Comment by sarchertech
21 hours ago
>Yeah. Anyway, porn, cigarettes, alcohol, and drugs were very accessible to me despite being a good kid with parents who cared in a world where those were all legally forbidden to me.
Were they accessible to you, or do you just think they were accessible to you? How many of these teenagers who would let you try a cigarette would have been willing to keep supplying you cigarettes regularly. How many would have been willing to keep buying you alcohol?
>All this talk of “glimpses” is you trying to read too deep into a single example.
No, it's glimpses, because it's about at the very least semi-regular access, not preventing every single child from having tiny amounts of alcohol. Look at my reply the other poster in this thread. There are dozens of studies that show conclusively that minimum age drinking laws reduce alcohol use among children, and reduce alcoholism later in life.
>I’m saying requiring ID for access wasn’t effective before
But yes it was effective. Read the studies. Minimum age drinking laws have been shown almost universally to be effective. Not at stopping every child from drinking but at harm reduction.

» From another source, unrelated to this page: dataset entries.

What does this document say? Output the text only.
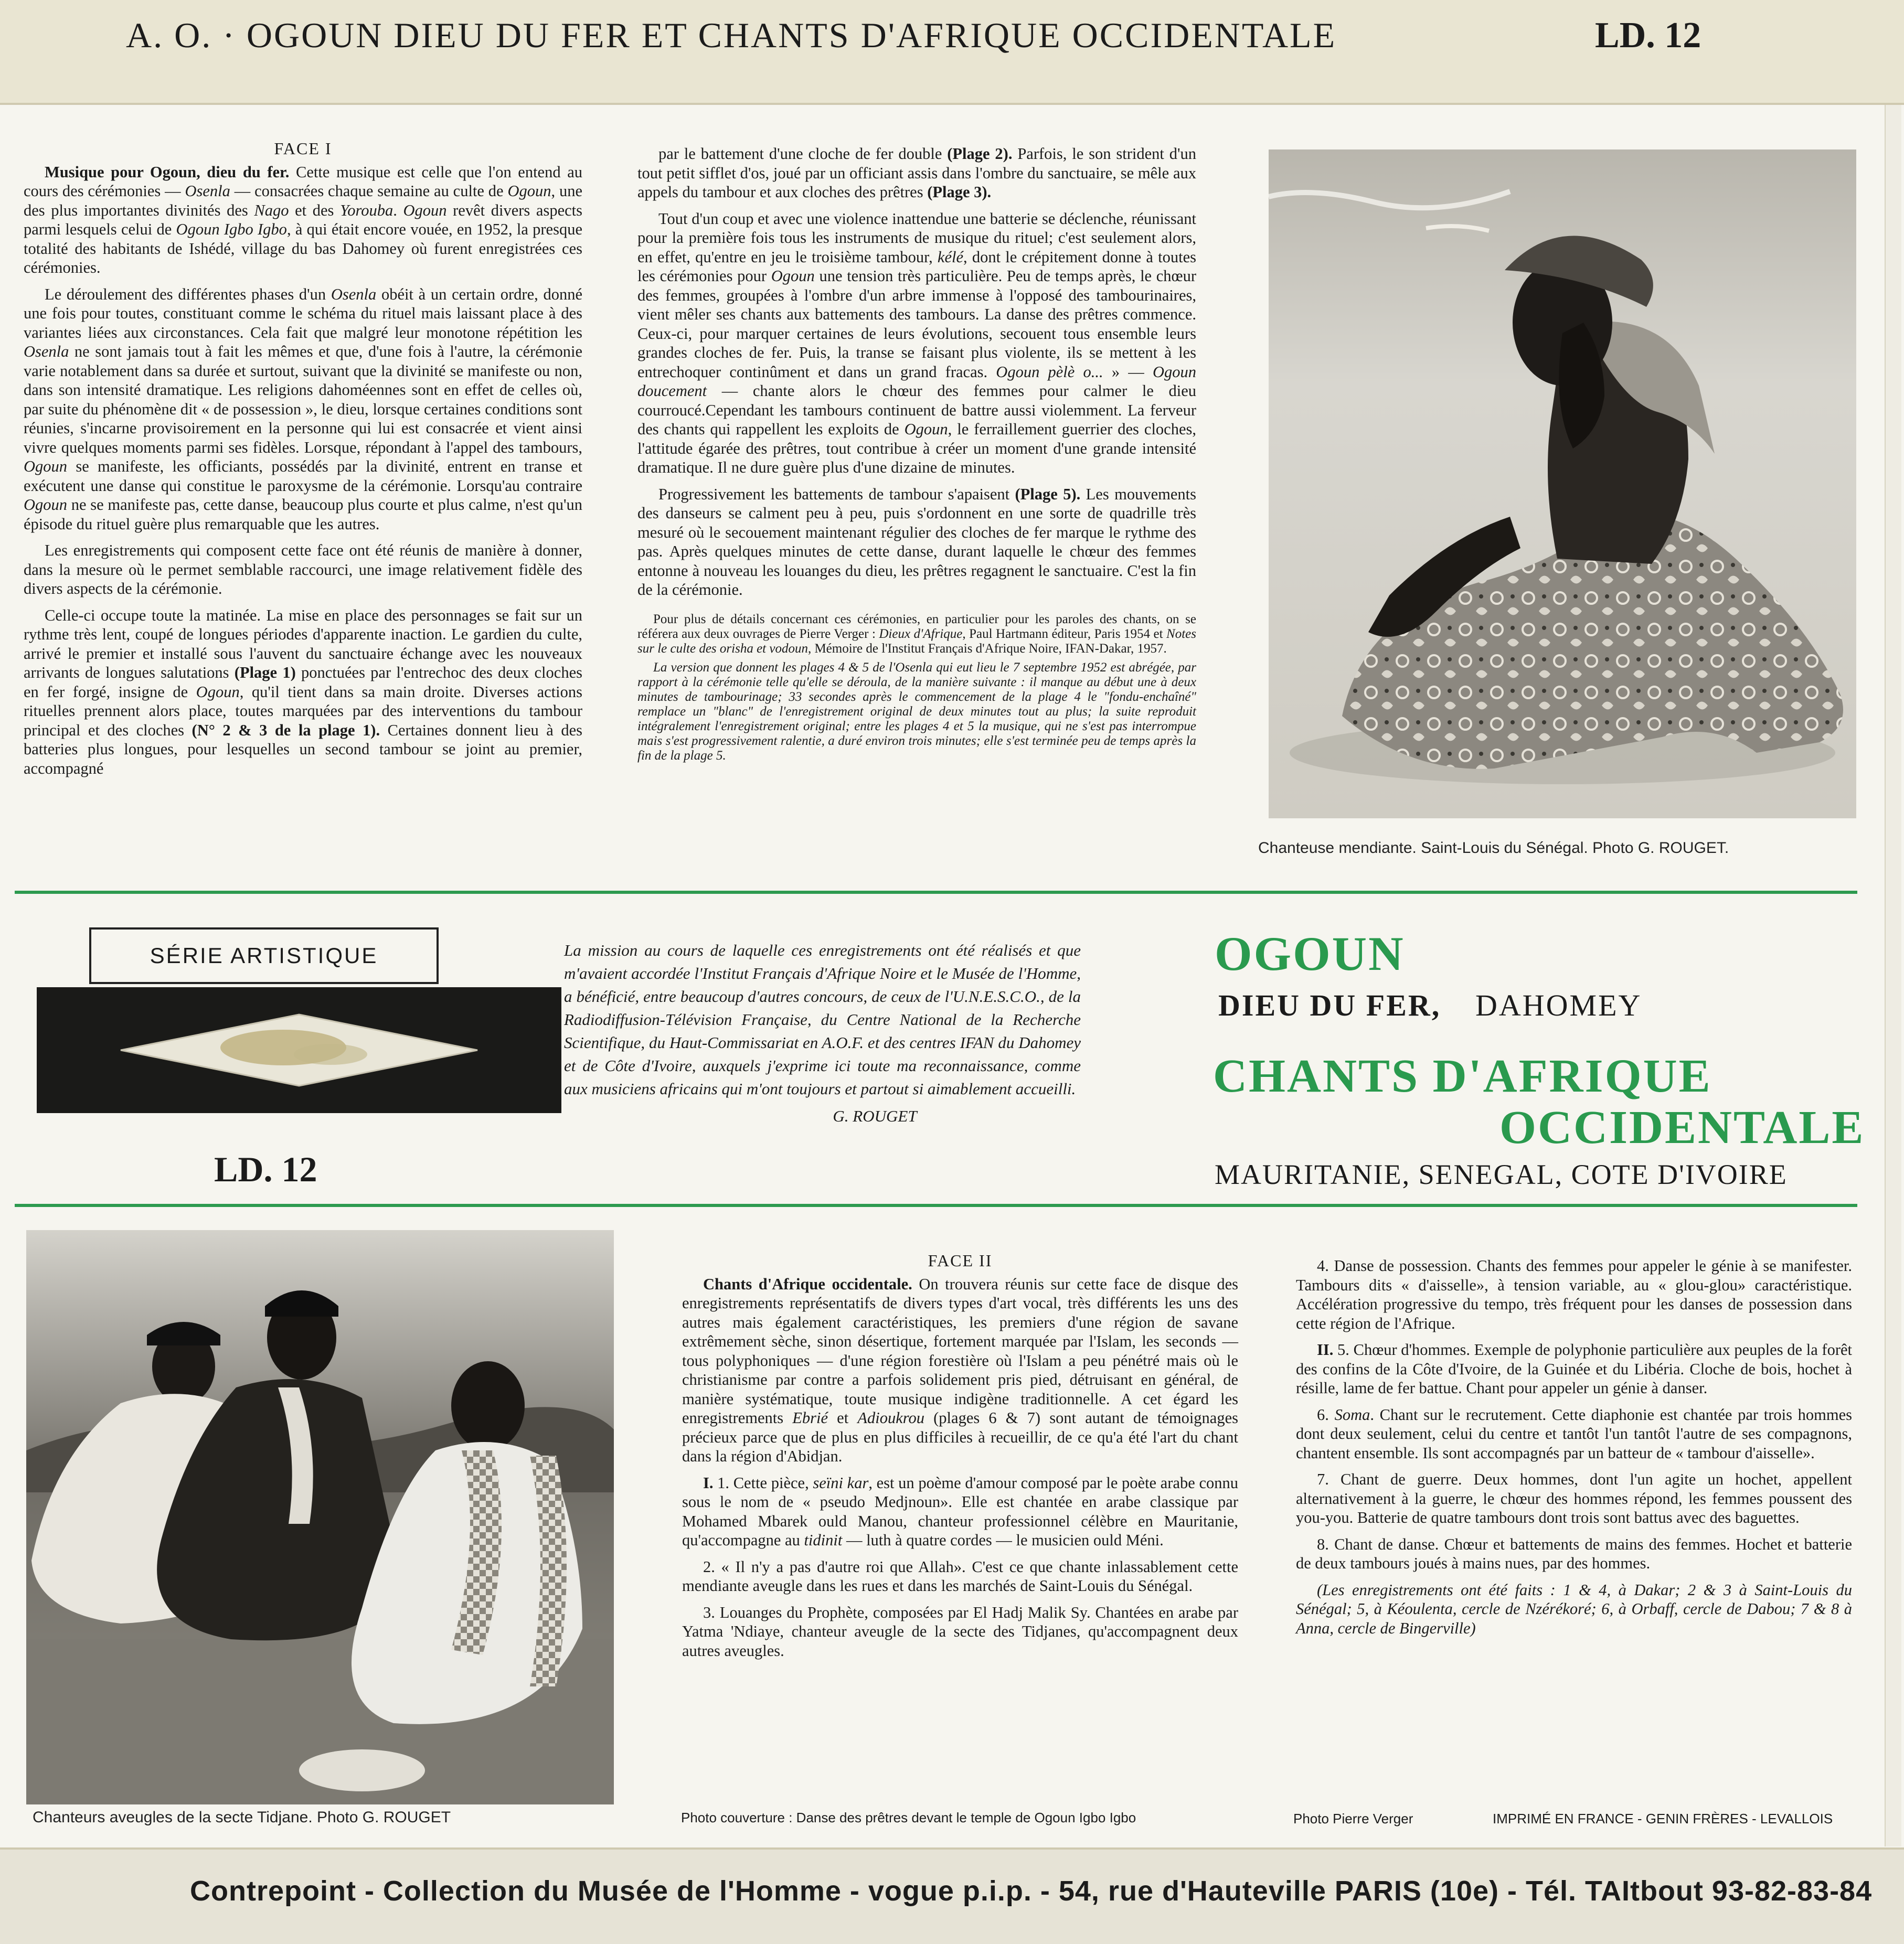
A. O. · OGOUN DIEU DU FER ET CHANTS D'AFRIQUE OCCIDENTALE	LD. 12

FACE I

Musique pour Ogoun, dieu du fer. Cette musique est celle que l'on entend au cours des cérémonies — Osenla — consacrées chaque semaine au culte de Ogoun, une des plus importantes divinités des Nago et des Yorouba. Ogoun revêt divers aspects parmi lesquels celui de Ogoun Igbo Igbo, à qui était encore vouée, en 1952, la presque totalité des habitants de Ishédé, village du bas Dahomey où furent enregistrées ces cérémonies.

Le déroulement des différentes phases d'un Osenla obéit à un certain ordre, donné une fois pour toutes, constituant comme le schéma du rituel mais laissant place à des variantes liées aux circonstances. Cela fait que malgré leur monotone répétition les Osenla ne sont jamais tout à fait les mêmes et que, d'une fois à l'autre, la cérémonie varie notablement dans sa durée et surtout, suivant que la divinité se manifeste ou non, dans son intensité dramatique. Les religions dahoméennes sont en effet de celles où, par suite du phénomène dit « de possession », le dieu, lorsque certaines conditions sont réunies, s'incarne provisoirement en la personne qui lui est consacrée et vient ainsi vivre quelques moments parmi ses fidèles. Lorsque, répondant à l'appel des tambours, Ogoun se manifeste, les officiants, possédés par la divinité, entrent en transe et exécutent une danse qui constitue le paroxysme de la cérémonie. Lorsqu'au contraire Ogoun ne se manifeste pas, cette danse, beaucoup plus courte et plus calme, n'est qu'un épisode du rituel guère plus remarquable que les autres.

Les enregistrements qui composent cette face ont été réunis de manière à donner, dans la mesure où le permet semblable raccourci, une image relativement fidèle des divers aspects de la cérémonie.

Celle-ci occupe toute la matinée. La mise en place des personnages se fait sur un rythme très lent, coupé de longues périodes d'apparente inaction. Le gardien du culte, arrivé le premier et installé sous l'auvent du sanctuaire échange avec les nouveaux arrivants de longues salutations (Plage 1) ponctuées par l'entrechoc des deux cloches en fer forgé, insigne de Ogoun, qu'il tient dans sa main droite. Diverses actions rituelles prennent alors place, toutes marquées par des interventions du tambour principal et des cloches (N° 2 & 3 de la plage 1). Certaines donnent lieu à des batteries plus longues, pour lesquelles un second tambour se joint au premier, accompagné

par le battement d'une cloche de fer double (Plage 2). Parfois, le son strident d'un tout petit sifflet d'os, joué par un officiant assis dans l'ombre du sanctuaire, se mêle aux appels du tambour et aux cloches des prêtres (Plage 3).

Tout d'un coup et avec une violence inattendue une batterie se déclenche, réunissant pour la première fois tous les instruments de musique du rituel; c'est seulement alors, en effet, qu'entre en jeu le troisième tambour, kélé, dont le crépitement donne à toutes les cérémonies pour Ogoun une tension très particulière. Peu de temps après, le chœur des femmes, groupées à l'ombre d'un arbre immense à l'opposé des tambourinaires, vient mêler ses chants aux battements des tambours. La danse des prêtres commence. Ceux-ci, pour marquer certaines de leurs évolutions, secouent tous ensemble leurs grandes cloches de fer. Puis, la transe se faisant plus violente, ils se mettent à les entrechoquer continûment et dans un grand fracas. Ogoun pèlè o... » — Ogoun doucement — chante alors le chœur des femmes pour calmer le dieu courroucé.Cependant les tambours continuent de battre aussi violemment. La ferveur des chants qui rappellent les exploits de Ogoun, le ferraillement guerrier des cloches, l'attitude égarée des prêtres, tout contribue à créer un moment d'une grande intensité dramatique. Il ne dure guère plus d'une dizaine de minutes.

Progressivement les battements de tambour s'apaisent (Plage 5). Les mouvements des danseurs se calment peu à peu, puis s'ordonnent en une sorte de quadrille très mesuré où le secouement maintenant régulier des cloches de fer marque le rythme des pas. Après quelques minutes de cette danse, durant laquelle le chœur des femmes entonne à nouveau les louanges du dieu, les prêtres regagnent le sanctuaire. C'est la fin de la cérémonie.

Pour plus de détails concernant ces cérémonies, en particulier pour les paroles des chants, on se référera aux deux ouvrages de Pierre Verger : Dieux d'Afrique, Paul Hartmann éditeur, Paris 1954 et Notes sur le culte des orisha et vodoun, Mémoire de l'Institut Français d'Afrique Noire, IFAN-Dakar, 1957.

La version que donnent les plages 4 & 5 de l'Osenla qui eut lieu le 7 septembre 1952 est abrégée, par rapport à la cérémonie telle qu'elle se déroula, de la manière suivante : il manque au début une à deux minutes de tambourinage; 33 secondes après le commencement de la plage 4 le "fondu-enchaîné" remplace un "blanc" de l'enregistrement original de deux minutes tout au plus; la suite reproduit intégralement l'enregistrement original; entre les plages 4 et 5 la musique, qui ne s'est pas interrompue mais s'est progressivement ralentie, a duré environ trois minutes; elle s'est terminée peu de temps après la fin de la plage 5.

Chanteuse mendiante. Saint-Louis du Sénégal. Photo G. ROUGET.
SÉRIE ARTISTIQUE
LD. 12
La mission au cours de laquelle ces enregistrements ont été réalisés et que m'avaient accordée l'Institut Français d'Afrique Noire et le Musée de l'Homme, a bénéficié, entre beaucoup d'autres concours, de ceux de l'U.N.E.S.C.O., de la Radiodiffusion-Télévision Française, du Centre National de la Recherche Scientifique, du Haut-Commissariat en A.O.F. et des centres IFAN du Dahomey et de Côte d'Ivoire, auxquels j'exprime ici toute ma reconnaissance, comme aux musiciens africains qui m'ont toujours et partout si aimablement accueilli.
G. ROUGET
OGOUN
DIEU DU FER, DAHOMEY
CHANTS D'AFRIQUE
OCCIDENTALE
MAURITANIE, SENEGAL, COTE D'IVOIRE
Chanteurs aveugles de la secte Tidjane. Photo G. ROUGET

FACE II

Chants d'Afrique occidentale. On trouvera réunis sur cette face de disque des enregistrements représentatifs de divers types d'art vocal, très différents les uns des autres mais également caractéristiques, les premiers d'une région de savane extrêmement sèche, sinon désertique, fortement marquée par l'Islam, les seconds — tous polyphoniques — d'une région forestière où l'Islam a peu pénétré mais où le christianisme par contre a parfois solidement pris pied, détruisant en général, de manière systématique, toute musique indigène traditionnelle. A cet égard les enregistrements Ebrié et Adioukrou (plages 6 & 7) sont autant de témoignages précieux parce que de plus en plus difficiles à recueillir, de ce qu'a été l'art du chant dans la région d'Abidjan.

I. 1. Cette pièce, seïni kar, est un poème d'amour composé par le poète arabe connu sous le nom de « pseudo Medjnoun». Elle est chantée en arabe classique par Mohamed Mbarek ould Manou, chanteur professionnel célèbre en Mauritanie, qu'accompagne au tidinit — luth à quatre cordes — le musicien ould Méni.

2. « Il n'y a pas d'autre roi que Allah». C'est ce que chante inlassablement cette mendiante aveugle dans les rues et dans les marchés de Saint-Louis du Sénégal.

3. Louanges du Prophète, composées par El Hadj Malik Sy. Chantées en arabe par Yatma 'Ndiaye, chanteur aveugle de la secte des Tidjanes, qu'accompagnent deux autres aveugles.

4. Danse de possession. Chants des femmes pour appeler le génie à se manifester. Tambours dits « d'aisselle», à tension variable, au « glou-glou» caractéristique. Accélération progressive du tempo, très fréquent pour les danses de possession dans cette région de l'Afrique.

II. 5. Chœur d'hommes. Exemple de polyphonie particulière aux peuples de la forêt des confins de la Côte d'Ivoire, de la Guinée et du Libéria. Cloche de bois, hochet à résille, lame de fer battue. Chant pour appeler un génie à danser.

6. Soma. Chant sur le recrutement. Cette diaphonie est chantée par trois hommes dont deux seulement, celui du centre et tantôt l'un tantôt l'autre de ses compagnons, chantent ensemble. Ils sont accompagnés par un batteur de « tambour d'aisselle».

7. Chant de guerre. Deux hommes, dont l'un agite un hochet, appellent alternativement à la guerre, le chœur des hommes répond, les femmes poussent des you-you. Batterie de quatre tambours dont trois sont battus avec des baguettes.

8. Chant de danse. Chœur et battements de mains des femmes. Hochet et batterie de deux tambours joués à mains nues, par des hommes.

(Les enregistrements ont été faits : 1 & 4, à Dakar; 2 & 3 à Saint-Louis du Sénégal; 5, à Kéoulenta, cercle de Nzérékoré; 6, à Orbaff, cercle de Dabou; 7 & 8 à Anna, cercle de Bingerville)

Photo couverture : Danse des prêtres devant le temple de Ogoun Igbo Igbo	Photo Pierre Verger	IMPRIMÉ EN FRANCE - GENIN FRÈRES - LEVALLOIS
Contrepoint - Collection du Musée de l'Homme - vogue p.i.p. - 54, rue d'Hauteville PARIS (10e) - Tél. TAItbout 93-82-83-84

>I’m using my adult mind to recognize that if I had been motivated as a kid, there are additional ways I. as a kid, would have been able to figure out how to get it.
The level an effort an 8 year old would have to go through to get regular access to cigarettes and alcohol in the US, would require an enormous level of motivation which almost no 8 year old has, and it would be outright impossible to do without a semi-observant parent noticing.
That's the whole point of making it hard to do.
It takes much less effort for a kid to walk to the library and check out a hardcore porn DVD than it does for him to convince an 18 year old to buy one for him. Most kids just aren't going to go through the hassle of doing the latter, but they'd do the former in a heartbeat. All things being equal, greater motivation is required to overcome greater obstacles.
I’ve told you that access was not a problem at all. All your questioning is because you can’t grasp my lived reality. You think I’m mistaken, but actually I just don’t care to try to convince you because you’re already so sure.
Disinterest was what really “saved” me from these vices but lacking that, it was my parents. I also had access to perfectly legal things that were bad for me that I actually wanted and it was my parents who helped me there too; no mandatory ID required.
You don't know that you had access though based on what you said. You think you might have had access looking back.
>I could have easily gotten a teenager to get me cigarettes (and drugs, but I didn’t know what those were really). I had also already tasted alcohol. Any of this I could have stolen from any number of places.
You never tried it so you have no idea how well it would have worked. You really think those teenagers would have kept giving you cigarettes for free? You didn't even know what drugs were so I don't know how you could possible know there were teenagers you knew who would have just given them to you.
Again I'm sure you could have stolen a few cigarettes, or a few bottles of alcohol. But your parents would have smelled both on you or caught you quickly because 8 year olds are idiots. Then they would have cut your access to teenagers or locked up their liquor better. And because of age restriction laws, that's all it would take for them to keep you away from it.
It doesn't sound like you have kids and it's probably been a while since you were 8, but you are severely overestimating the ability of a 2nd grader to get away with anything.
>but lacking that, it was my parents
Of course it was your parents. Mandatory ID laws aren't going to stop terrible parents from letting their kid have a beer every night before bed time. They make it easier for well well meaning parents to do the right thing and keep their kids out of stuff they shouldn't have.
Again minimum age and ID laws have been proven to reduce access and reduce alcohol and cigarette use. Even if you were some kind of criminal genius 2nd grader capable of stealing a few bottles of wine a week, you would be an outlier. There's no room for debate that these laws have their intended effect.